Finalement, est-ce que ce n’est pas Grave Digger qui a trouvé la bonne formule pour faire de la musique de manière pérenne sans trop se fouler? En fait, c’est simple, vous embauchez un compositeur principal au poste de guitariste, vous le faites bosser jusqu’à ce qu’il n’ait plus d’inspiration, puis vous le virez et en prenez un autre à la place. Cela permet de se renouveler un minimum à peu de frais et de ne pas sombrer dans l’oubli avec un musicien rincé qui n’a plus rien à dire.

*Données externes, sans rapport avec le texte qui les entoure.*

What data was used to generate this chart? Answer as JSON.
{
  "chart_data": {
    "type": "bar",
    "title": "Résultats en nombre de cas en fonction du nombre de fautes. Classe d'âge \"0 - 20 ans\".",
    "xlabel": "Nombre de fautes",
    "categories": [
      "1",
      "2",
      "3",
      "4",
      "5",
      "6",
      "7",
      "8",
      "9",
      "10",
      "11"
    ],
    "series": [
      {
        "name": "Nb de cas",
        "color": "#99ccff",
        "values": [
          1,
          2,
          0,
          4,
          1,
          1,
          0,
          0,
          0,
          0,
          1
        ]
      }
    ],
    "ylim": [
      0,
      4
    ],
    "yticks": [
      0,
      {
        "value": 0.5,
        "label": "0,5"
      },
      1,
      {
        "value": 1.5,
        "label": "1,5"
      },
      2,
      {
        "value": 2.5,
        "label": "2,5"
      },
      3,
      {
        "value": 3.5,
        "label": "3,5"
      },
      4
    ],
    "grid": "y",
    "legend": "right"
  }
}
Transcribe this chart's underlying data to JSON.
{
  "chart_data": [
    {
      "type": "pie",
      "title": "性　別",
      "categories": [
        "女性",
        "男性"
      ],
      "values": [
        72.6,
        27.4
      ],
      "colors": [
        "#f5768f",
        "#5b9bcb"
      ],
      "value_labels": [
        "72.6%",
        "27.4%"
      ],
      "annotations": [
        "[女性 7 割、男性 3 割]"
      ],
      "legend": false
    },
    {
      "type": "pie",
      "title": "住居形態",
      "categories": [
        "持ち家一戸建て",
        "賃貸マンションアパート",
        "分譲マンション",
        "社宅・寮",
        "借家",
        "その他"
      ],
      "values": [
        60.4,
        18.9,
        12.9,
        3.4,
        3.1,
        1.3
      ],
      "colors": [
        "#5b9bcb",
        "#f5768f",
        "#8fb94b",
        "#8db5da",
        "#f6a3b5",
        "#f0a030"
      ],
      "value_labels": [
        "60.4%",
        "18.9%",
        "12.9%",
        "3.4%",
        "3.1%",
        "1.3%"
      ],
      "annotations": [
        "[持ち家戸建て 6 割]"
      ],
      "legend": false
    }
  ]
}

C’est la troisième fois que nos Teutons expérimentent cette recette, et même si l’on pourrait discuter de ce choix, ils s’en sont plutôt pas mal sortis jusque-là. Pour preuve, l’album précédent, The Clans Will Rise Again, était plutôt réussi et apportait un relatif vent de fraîcheur à une discographie déjà bien chargée. Clash of the Gods est donc l’occasion pour ce nouveau line-up de confirmer ou non tout le bien que l’on a pu en penser. Et si ce n’est pas dans la sympathique introduction qui nous trouverons l’information, ni dans l’opener, on pourra néanmoins se réjouir d’entrée de voir que Grave Digger n’a jamais perdu son savoir faire en la matière : riff percutant, refrain beuglé dans les règles... et, surprise, quelques notes de synthé lead néo-classique sur le passage central! On aura tout vu. Malheureusement, c’est en fouillant plus avant dans cet album que l’on se rendra compte du manque de fond de celui-ci. Le souffle épique qui habitait le The Clans Will Rise Again semble aux abonnés absents et a été remplacé par une série de titres composés en pilotage automatique et tous interchangeables.

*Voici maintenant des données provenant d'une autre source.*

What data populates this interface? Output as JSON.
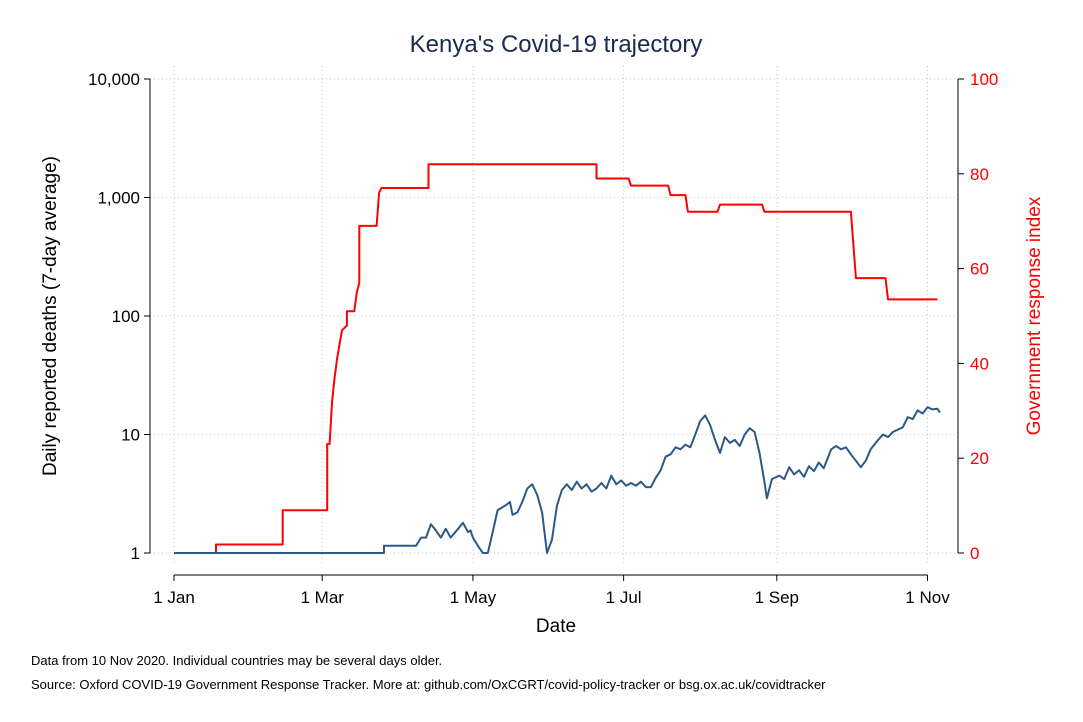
{
  "chart_data": {
    "type": "line",
    "title": "Kenya's Covid-19 trajectory",
    "xlabel": "Date",
    "ylabel_left": "Daily reported deaths (7-day average)",
    "ylabel_right": "Government response index",
    "x_ticks": [
      "1 Jan",
      "1 Mar",
      "1 May",
      "1 Jul",
      "1 Sep",
      "1 Nov"
    ],
    "x_tick_days": [
      0,
      60,
      121,
      182,
      244,
      305
    ],
    "y_left_scale": "log",
    "y_left_ticks": [
      "1",
      "10",
      "100",
      "1,000",
      "10,000"
    ],
    "y_left_tick_values": [
      1,
      10,
      100,
      1000,
      10000
    ],
    "y_right_ticks": [
      "0",
      "20",
      "40",
      "60",
      "80",
      "100"
    ],
    "y_right_tick_values": [
      0,
      20,
      40,
      60,
      80,
      100
    ],
    "ylim_left": [
      1,
      10000
    ],
    "ylim_right": [
      0,
      100
    ],
    "xlim": [
      "1 Jan",
      "10 Nov"
    ],
    "grid": true,
    "series": [
      {
        "axis": "right",
        "color": "#ff0000",
        "points": [
          [
            "1 Jan",
            0
          ],
          [
            "18 Jan",
            0
          ],
          [
            "18 Jan",
            1.8
          ],
          [
            "14 Feb",
            1.8
          ],
          [
            "14 Feb",
            9
          ],
          [
            "3 Mar",
            9
          ],
          [
            "3 Mar",
            23
          ],
          [
            "4 Mar",
            23
          ],
          [
            "5 Mar",
            32
          ],
          [
            "6 Mar",
            37
          ],
          [
            "7 Mar",
            41
          ],
          [
            "8 Mar",
            44
          ],
          [
            "9 Mar",
            47
          ],
          [
            "10 Mar",
            47.5
          ],
          [
            "11 Mar",
            48
          ],
          [
            "11 Mar",
            51
          ],
          [
            "14 Mar",
            51
          ],
          [
            "15 Mar",
            55
          ],
          [
            "16 Mar",
            57
          ],
          [
            "16 Mar",
            69
          ],
          [
            "23 Mar",
            69
          ],
          [
            "24 Mar",
            76
          ],
          [
            "25 Mar",
            77
          ],
          [
            "13 Apr",
            77
          ],
          [
            "13 Apr",
            82
          ],
          [
            "1 May",
            82
          ],
          [
            "31 May",
            82
          ],
          [
            "20 Jun",
            82
          ],
          [
            "20 Jun",
            79
          ],
          [
            "3 Jul",
            79
          ],
          [
            "4 Jul",
            77.5
          ],
          [
            "19 Jul",
            77.5
          ],
          [
            "20 Jul",
            75.5
          ],
          [
            "26 Jul",
            75.5
          ],
          [
            "27 Jul",
            72
          ],
          [
            "8 Aug",
            72
          ],
          [
            "9 Aug",
            73.5
          ],
          [
            "26 Aug",
            73.5
          ],
          [
            "27 Aug",
            72
          ],
          [
            "1 Oct",
            72
          ],
          [
            "3 Oct",
            58
          ],
          [
            "15 Oct",
            58
          ],
          [
            "16 Oct",
            53.5
          ],
          [
            "5 Nov",
            53.5
          ]
        ]
      },
      {
        "axis": "left",
        "color": "#2c5a84",
        "points": [
          [
            "1 Jan",
            1
          ],
          [
            "26 Mar",
            1
          ],
          [
            "26 Mar",
            1.15
          ],
          [
            "8 Apr",
            1.15
          ],
          [
            "10 Apr",
            1.35
          ],
          [
            "12 Apr",
            1.35
          ],
          [
            "14 Apr",
            1.75
          ],
          [
            "16 Apr",
            1.55
          ],
          [
            "18 Apr",
            1.35
          ],
          [
            "20 Apr",
            1.6
          ],
          [
            "22 Apr",
            1.35
          ],
          [
            "25 Apr",
            1.6
          ],
          [
            "27 Apr",
            1.8
          ],
          [
            "29 Apr",
            1.5
          ],
          [
            "30 Apr",
            1.55
          ],
          [
            "1 May",
            1.35
          ],
          [
            "3 May",
            1.15
          ],
          [
            "5 May",
            1
          ],
          [
            "7 May",
            1
          ],
          [
            "9 May",
            1.5
          ],
          [
            "11 May",
            2.3
          ],
          [
            "14 May",
            2.5
          ],
          [
            "16 May",
            2.7
          ],
          [
            "17 May",
            2.1
          ],
          [
            "19 May",
            2.2
          ],
          [
            "21 May",
            2.7
          ],
          [
            "23 May",
            3.5
          ],
          [
            "25 May",
            3.8
          ],
          [
            "27 May",
            3.1
          ],
          [
            "29 May",
            2.2
          ],
          [
            "31 May",
            1
          ],
          [
            "2 Jun",
            1.3
          ],
          [
            "4 Jun",
            2.5
          ],
          [
            "6 Jun",
            3.4
          ],
          [
            "8 Jun",
            3.8
          ],
          [
            "10 Jun",
            3.4
          ],
          [
            "12 Jun",
            4
          ],
          [
            "14 Jun",
            3.5
          ],
          [
            "16 Jun",
            3.8
          ],
          [
            "18 Jun",
            3.3
          ],
          [
            "20 Jun",
            3.5
          ],
          [
            "22 Jun",
            3.9
          ],
          [
            "24 Jun",
            3.5
          ],
          [
            "26 Jun",
            4.5
          ],
          [
            "28 Jun",
            3.8
          ],
          [
            "30 Jun",
            4.1
          ],
          [
            "2 Jul",
            3.7
          ],
          [
            "4 Jul",
            3.9
          ],
          [
            "6 Jul",
            3.7
          ],
          [
            "8 Jul",
            4
          ],
          [
            "10 Jul",
            3.6
          ],
          [
            "12 Jul",
            3.6
          ],
          [
            "14 Jul",
            4.3
          ],
          [
            "16 Jul",
            5
          ],
          [
            "18 Jul",
            6.5
          ],
          [
            "20 Jul",
            6.8
          ],
          [
            "22 Jul",
            7.8
          ],
          [
            "24 Jul",
            7.5
          ],
          [
            "26 Jul",
            8.2
          ],
          [
            "28 Jul",
            7.8
          ],
          [
            "30 Jul",
            10
          ],
          [
            "1 Aug",
            13
          ],
          [
            "3 Aug",
            14.5
          ],
          [
            "5 Aug",
            12
          ],
          [
            "7 Aug",
            9
          ],
          [
            "9 Aug",
            7
          ],
          [
            "11 Aug",
            9.5
          ],
          [
            "13 Aug",
            8.5
          ],
          [
            "15 Aug",
            9
          ],
          [
            "17 Aug",
            8
          ],
          [
            "19 Aug",
            10
          ],
          [
            "21 Aug",
            11.3
          ],
          [
            "23 Aug",
            10.5
          ],
          [
            "25 Aug",
            7
          ],
          [
            "27 Aug",
            4
          ],
          [
            "28 Aug",
            2.9
          ],
          [
            "30 Aug",
            4.2
          ],
          [
            "2 Sep",
            4.5
          ],
          [
            "4 Sep",
            4.2
          ],
          [
            "6 Sep",
            5.3
          ],
          [
            "8 Sep",
            4.6
          ],
          [
            "10 Sep",
            5
          ],
          [
            "12 Sep",
            4.4
          ],
          [
            "14 Sep",
            5.4
          ],
          [
            "16 Sep",
            4.9
          ],
          [
            "18 Sep",
            5.8
          ],
          [
            "20 Sep",
            5.2
          ],
          [
            "23 Sep",
            7.5
          ],
          [
            "25 Sep",
            8
          ],
          [
            "27 Sep",
            7.5
          ],
          [
            "29 Sep",
            7.8
          ],
          [
            "1 Oct",
            6.8
          ],
          [
            "3 Oct",
            6
          ],
          [
            "5 Oct",
            5.3
          ],
          [
            "7 Oct",
            6
          ],
          [
            "9 Oct",
            7.5
          ],
          [
            "12 Oct",
            9
          ],
          [
            "14 Oct",
            10
          ],
          [
            "16 Oct",
            9.5
          ],
          [
            "18 Oct",
            10.5
          ],
          [
            "20 Oct",
            11
          ],
          [
            "22 Oct",
            11.5
          ],
          [
            "24 Oct",
            14
          ],
          [
            "26 Oct",
            13.5
          ],
          [
            "28 Oct",
            16
          ],
          [
            "30 Oct",
            15
          ],
          [
            "1 Nov",
            17
          ],
          [
            "3 Nov",
            16.3
          ],
          [
            "5 Nov",
            16.5
          ],
          [
            "6 Nov",
            15.3
          ]
        ]
      }
    ]
  },
  "footnotes": [
    "Data from 10 Nov 2020. Individual countries may be several days older.",
    "Source: Oxford COVID-19 Government Response Tracker. More at: github.com/OxCGRT/covid-policy-tracker or bsg.ox.ac.uk/covidtracker"
  ]
}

On pourra bien sauver quelques passages ci et là, comme le refrain de "Medusa" ou le solo de "Helldog", mais autant dire qu’il faudra se forcer et que ça ne sauvera pas ces titres somme toute moyens. Le problème, c’est que quand on s’appelle Grave Digger, on n’a déjà pas beaucoup de marge de manœuvre. Et encore, sans parler des titres ou rien ne retient l’oreille, et pourtant il y en a. Donc, faute d’inspiration, qu’est ce que l’on peut bien faire? Quelques appels du pied à un passé plus glorieux bien sûr! Le refrain de "Walls of Sorrow" rappelera ainsi fortement celui du bon vieux "Lionheart". Il faudra attendre "Call of the Sirens" pour que l’album attire à nouveau notre attention à l’occasion de couplets plus mesurés, ce qui n’est pourtant pas vraiment le fort de nos Teutons. Il suffira d’entendre Chris beugler sur les couplets pour s’en persuader. On passe ensuite la seconde (enfin!) avec "Warriors Revenge", mais la tentative d’accélération est vite avortée, la faute à un refrain pas très inspiré. Allez, beaux joueurs, on retiendra quand même le mid-tempo éponyme bien lourd, qui fait son petit effet, ou alors la plus épique "Home at Last".

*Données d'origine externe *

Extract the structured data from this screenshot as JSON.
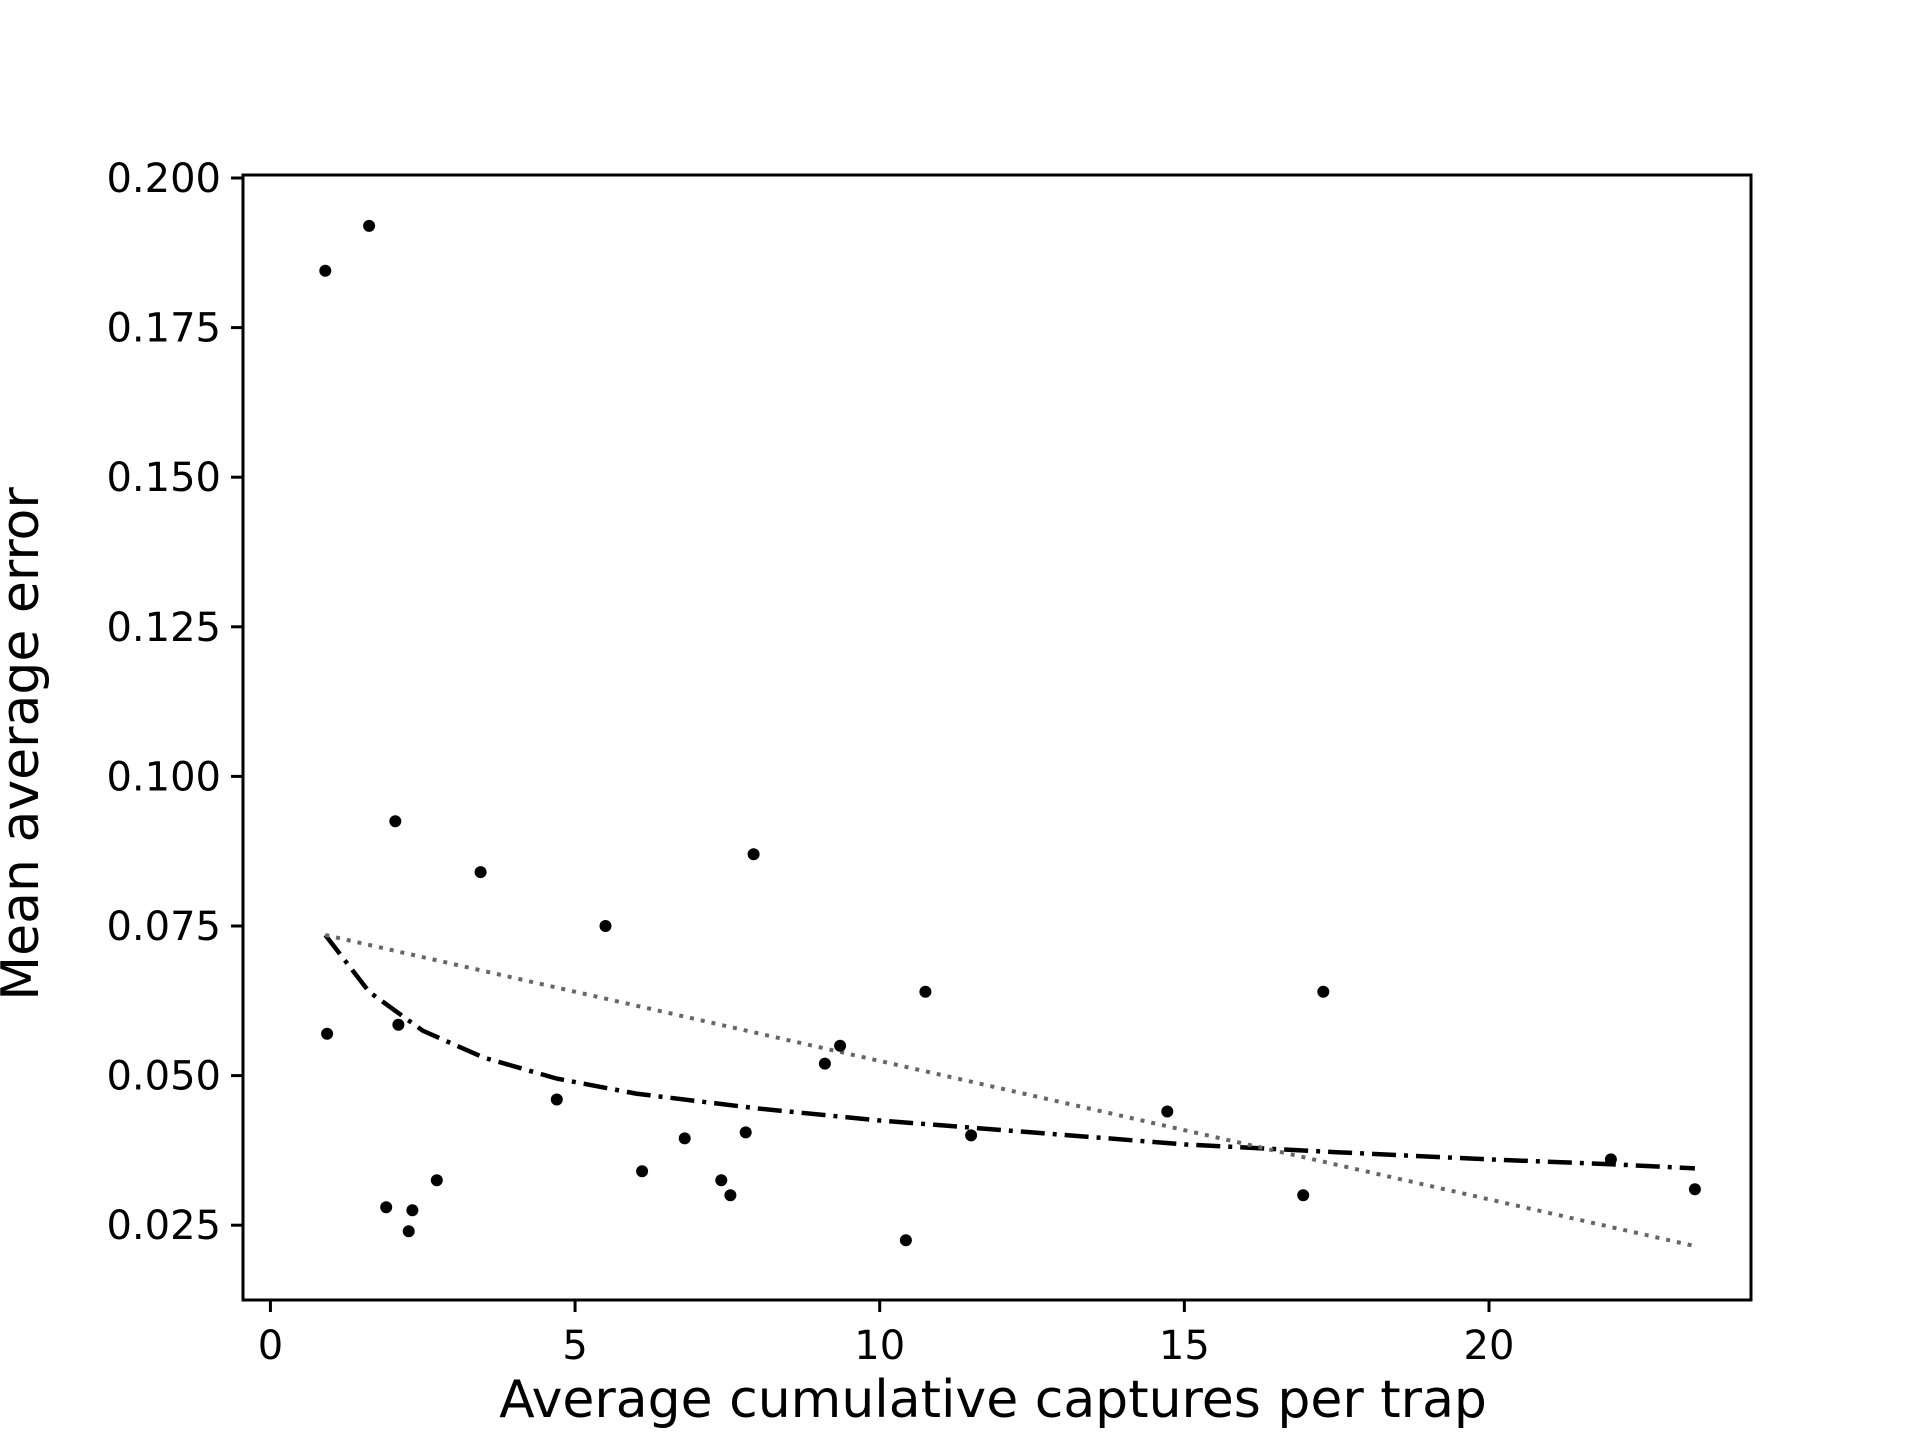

Dommage, donc, que l’essai ne soit pas transformé. Clash of the Gods est un album à classer dans la partie creuse de la discographie bien fournie des Allemands, section déjà hélas bien remplie depuis quelques années. Dommage, donc, que dès le deuxième album, l’arrivée de Axel Ritt n’apporte plus rien d’intéressant. Cela dit, ne perdons pas espoir. Rappellons nous du moyen Rheingold qui avait par la suite permis au groupe d’accoucher de l’excellent The Last Supper.